Sam slipped the portfolio under his arm. “Do you talk much to Sadie?” Sam asked.
“Sometimes,” Ant said. “Not as much as I’d like. The baby’s super cute, full head of hair, looks like her and Marx.”
All babies are cute, Sam thought. “Do you think she’ll ever come back to work?”
“I have no idea,” Ant said.
“Someone who loved video games as much as Sadie can’t have nothing to do with them forever,” Sam said to himself as much as to Ant.
“I sometimes think about doing other things,” Ant said. “I like video games, but are they worth getting shot over?”
“But you came back to the office,” Sam said.
Ant shrugged. “What’s better than work?” He paused. “What’s worse than work?”

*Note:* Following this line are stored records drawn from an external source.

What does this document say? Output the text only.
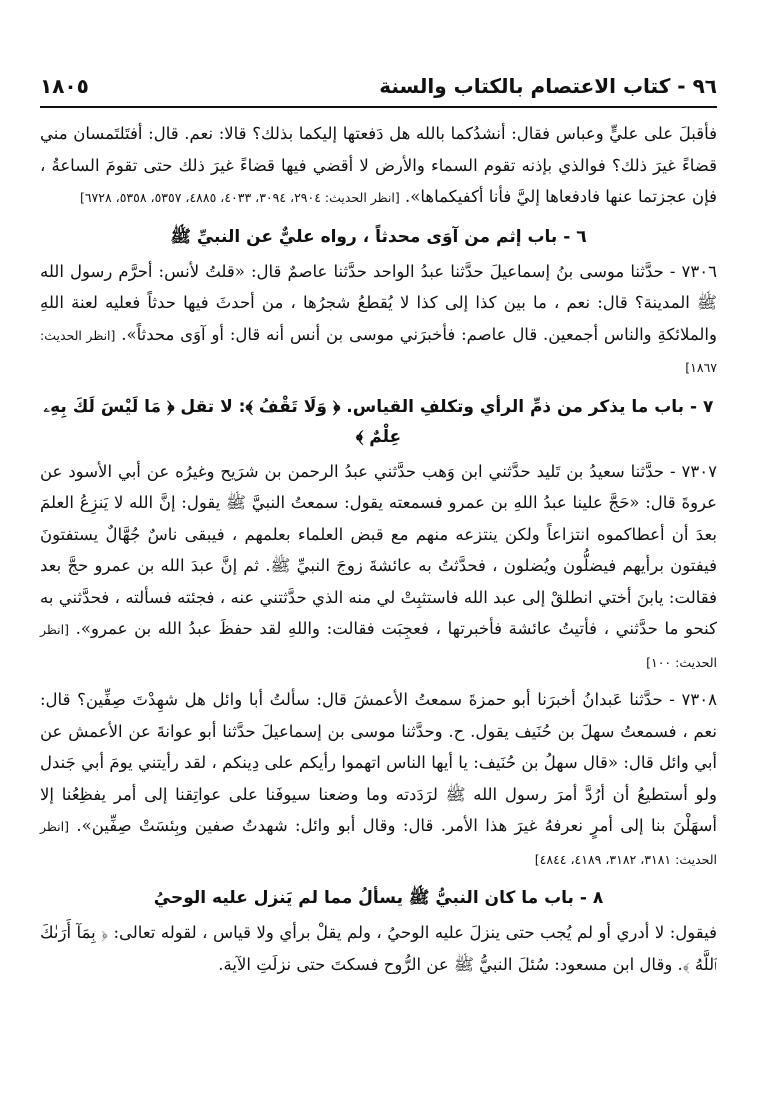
١٨٠٥	٩٦ - كتاب الاعتصام بالكتاب والسنة

فأقبلَ على عليٍّ وعباس فقال: أنشدُكما بالله هل دَفعتها إليكما بذلك؟ قالا: نعم. قال: أفتَلتَمسان مني قضاءً غيرَ ذلك؟ فوالذي بإذنه تقوم السماء والأرض لا أقضي فيها قضاءً غيرَ ذلك حتى تقومَ الساعةُ ، فإن عجزتما عنها فادفعاها إليَّ فأنا أكفيكماها». [انظر الحديث: ٢٩٠٤، ٣٠٩٤، ٤٠٣٣، ٤٨٨٥، ٥٣٥٧، ٥٣٥٨، ٦٧٢٨]

٦ - باب إثم من آوَى محدثاً ، رواه عليٌّ عن النبيِّ ﷺ

٧٣٠٦ - حدَّثنا موسى بنُ إسماعيلَ حدَّثنا عبدُ الواحد حدَّثنا عاصمٌ قال: «قلتُ لأنس: أحرَّم رسول الله ﷺ المدينة؟ قال: نعم ، ما بين كذا إلى كذا لا يُقطعُ شجرُها ، من أحدثَ فيها حدثاً فعليه لعنة اللهِ والملائكةِ والناس أجمعين. قال عاصم: فأخبرَني موسى بن أنس أنه قال: أو آوَى محدثاً». [انظر الحديث: ١٨٦٧]

٧ - باب ما يذكر من ذمِّ الرأي وتكلفِ القياس. ﴿ وَلَا تَقْفُ ﴾: لا تقل ﴿ مَا لَيْسَ لَكَ بِهِۦ عِلْمٌ ﴾

٧٣٠٧ - حدَّثنا سعيدُ بن تَليد حدَّثني ابن وَهب حدَّثني عبدُ الرحمن بن شرَيح وغيرُه عن أبي الأسود عن عروةَ قال: «حَجَّ علينا عبدُ اللهِ بن عمرو فسمعته يقول: سمعتُ النبيَّ ﷺ يقول: إنَّ الله لا يَنزِعُ العلمَ بعدَ أن أعطاكموه انتزاعاً ولكن ينتزعه منهم مع قبض العلماء بعلمهم ، فيبقى ناسٌ جُهَّالٌ يستفتونَ فيفتون برأيهم فيضلُّون ويُضلون ، فحدَّثتُ به عائشةَ زوجَ النبيِّ ﷺ. ثم إنَّ عبدَ الله بن عمرو حجَّ بعد فقالت: يابنَ أختي انطلقْ إلى عبد الله فاستثبِتْ لي منه الذي حدَّثتني عنه ، فجئته فسألته ، فحدَّثني به كنحو ما حدَّثني ، فأتيتُ عائشة فأخبرتها ، فعجِبَت فقالت: واللهِ لقد حفظَ عبدُ الله بن عمرو». [انظر الحديث: ١٠٠]

٧٣٠٨ - حدَّثنا عَبدانُ أخبرَنا أبو حمزةَ سمعتُ الأعمشَ قال: سألتُ أبا وائل هل شهِدْتَ صِفِّين؟ قال: نعم ، فسمعتُ سهلَ بن حُنَيف يقول. ح. وحدَّثنا موسى بن إسماعيلَ حدَّثنا أبو عوانةَ عن الأعمش عن أبي وائل قال: «قال سهلُ بن حُنَيف: يا أيها الناس اتهموا رأيكم على دِينكم ، لقد رأيتني يومَ أبي جَندل ولو أستطيعُ أن أرُدَّ أمرَ رسول الله ﷺ لرَدَدته وما وضعنا سيوفَنا على عواتِقنا إلى أمر يفظِعُنا إلا أسهَلْنَ بنا إلى أمرٍ نعرفهُ غيرَ هذا الأمر. قال: وقال أبو وائل: شهدتُ صفين وبِئسَتْ صِفِّين». [انظر الحديث: ٣١٨١، ٣١٨٢، ٤١٨٩، ٤٨٤٤]

٨ - باب ما كان النبيُّ ﷺ يسألُ مما لم يَنزل عليه الوحيُ

فيقول: لا أدري أو لم يُجب حتى ينزلَ عليه الوحيُ ، ولم يقلْ برأي ولا قياس ، لقوله تعالى: ﴿ بِمَآ أَرَىٰكَ ٱللَّهُ ﴾. وقال ابن مسعود: سُئلَ النبيُّ ﷺ عن الرُّوح فسكتَ حتى نزلَتِ الآية.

Sam nodded. He took a moment to look at Ant. In his mind, he always thought of Simon and Ant as kids, because they had been so young when Marx had taken on Love Doppelg?ngers. But Ant was no longer a kid, and his eyes reminded Sam of his own. They had the patina of a person who had felt pain and expected to feel it again. Sam put his hand on Ant’s arm, imitating a gesture he had seen Marx use. “If I haven’t said it before, I want you to know that I really appreciate you coming back here to finish the game. I know it must have been incredibly difficult.”
“Truthfully, Sam, I was grateful for Counterpart High. I was grateful to not have to be in this world.” Ant paused. “Sometimes, when I’m working on CPH, that world feels more real to me than, like, the world world, anyway. I love that world more, I think, because it is perfectible. Because I have perfected it. The actual world is the random garbage fire it always is. There’s not a goddamn thing I can do about the actual world’s code.” He laughed at himself, then looked at Sam. “How are you doing?”